In his report, Raczkowski said that an “optimal level of a GGR tax on gambling is 20 percent to 25 percent of GGR,” and he proposed to scrap the country’s 12 percent revenue tax, which he claims “is equal to a 55 percent to 65 percent GGR tax”.
The study’s conclusions are in line with the demands formulated by Poland’s gambling industry.
Local gambling industry association PIGBRiB has in the past called on the cabinet to introduce a 20 percent GGR tax on bookmaking, claiming that the country’s tax policies make the Polish market unattractive to the majority of established international bookmakers.
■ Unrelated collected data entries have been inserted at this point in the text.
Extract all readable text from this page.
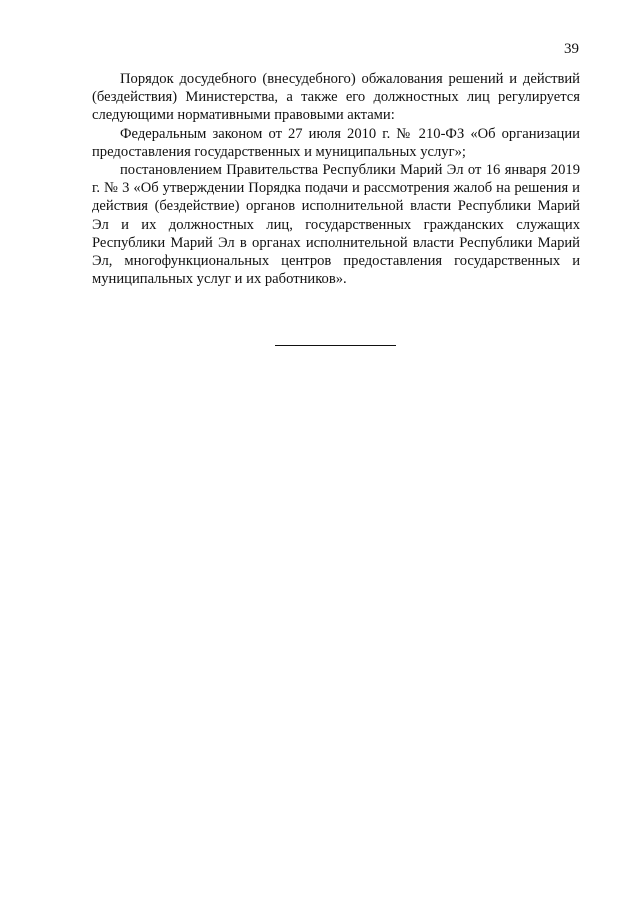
39

Порядок досудебного (внесудебного) обжалования решений и действий (бездействия) Министерства, а также его должностных лиц регулируется следующими нормативными правовыми актами:

Федеральным законом от 27 июля 2010 г. № 210-ФЗ «Об организации предоставления государственных и муниципальных услуг»;

постановлением Правительства Республики Марий Эл от 16 января 2019 г. № 3 «Об утверждении Порядка подачи и рассмотрения жалоб на решения и действия (бездействие) органов исполнительной власти Республики Марий Эл и их должностных лиц, государственных гражданских служащих Республики Марий Эл в органах исполнительной власти Республики Марий Эл, многофункциональных центров предоставления государственных и муниципальных услуг и их работников».
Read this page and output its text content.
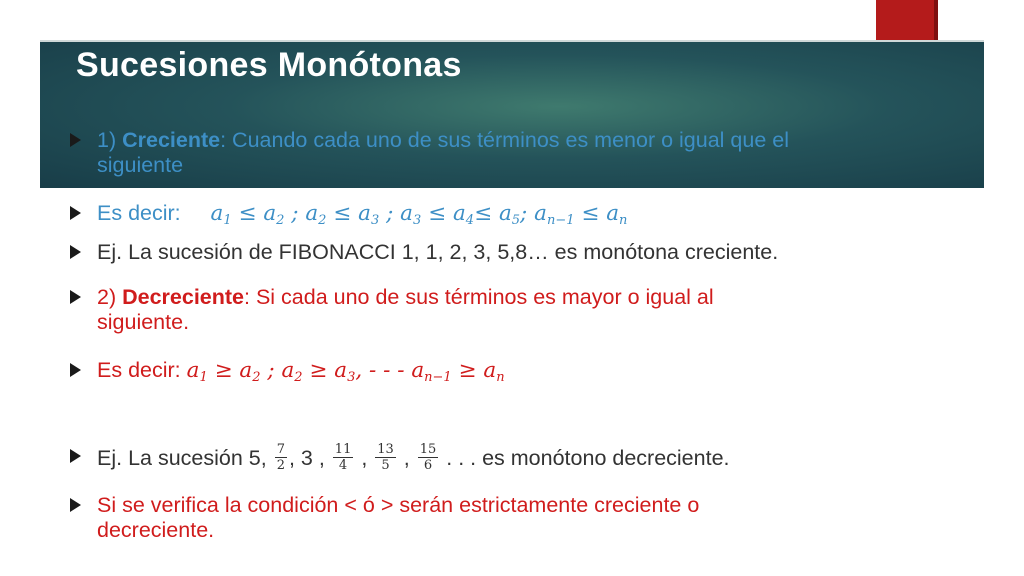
Sucesiones Monótonas
1) Creciente: Cuando cada uno de sus términos es menor o igual que el
siguiente
Es decir: $a_1 \le a_2$ ; $a_2 \le a_3$ ; $a_3 \le a_4\le a_5$; $a_{n-1} \le a_n$
Ej. La sucesión de FIBONACCI 1, 1, 2, 3, 5,8… es monótona creciente.
2) Decreciente: Si cada uno de sus términos es mayor o igual al
siguiente.
Es decir: $a_1 \ge a_2$ ; $a_2 \ge a_3$, - - - $a_{n-1} \ge a_n$
Ej. La sucesión 5, $\frac{7}{2}$ , 3 , $\frac{11}{4}$ , $\frac{13}{5}$ , $\frac{15}{6}$ . . . es monótono decreciente.
Si se verifica la condición < ó > serán estrictamente creciente o
decreciente.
Another report, commissioned earlier this year by Poland’s national lottery operator Totalizator Sportowy, proposed that the Polish authorities replace the 12 percent revenue tax with a 40 percent GGR tax.
Łukasz Kulesza, the deputy chairman of the Sejm committee and a lawmaker for the opposition Confederation (Konfederacja) party, said that the existence of the unlicensed gambling market in Poland was “a symptom of a problem related to the market’s obvious negative reaction to either too many regulations, or to the excessively high taxation” of bookmakers.
“In my opinion, deregulatory or fiscal solutions … are the only way to decrease the size of the black market,” he said.
The parliamentary team is chaired by Michał Jaros, an MP for the opposition Civic Coalition (KO), but its members include lawmakers from both the ruling PiS party and opposition parties such as the Left (Lewica), Konfederacja, and Polish Coalition-Polish Peasants' Party (KP-PSL).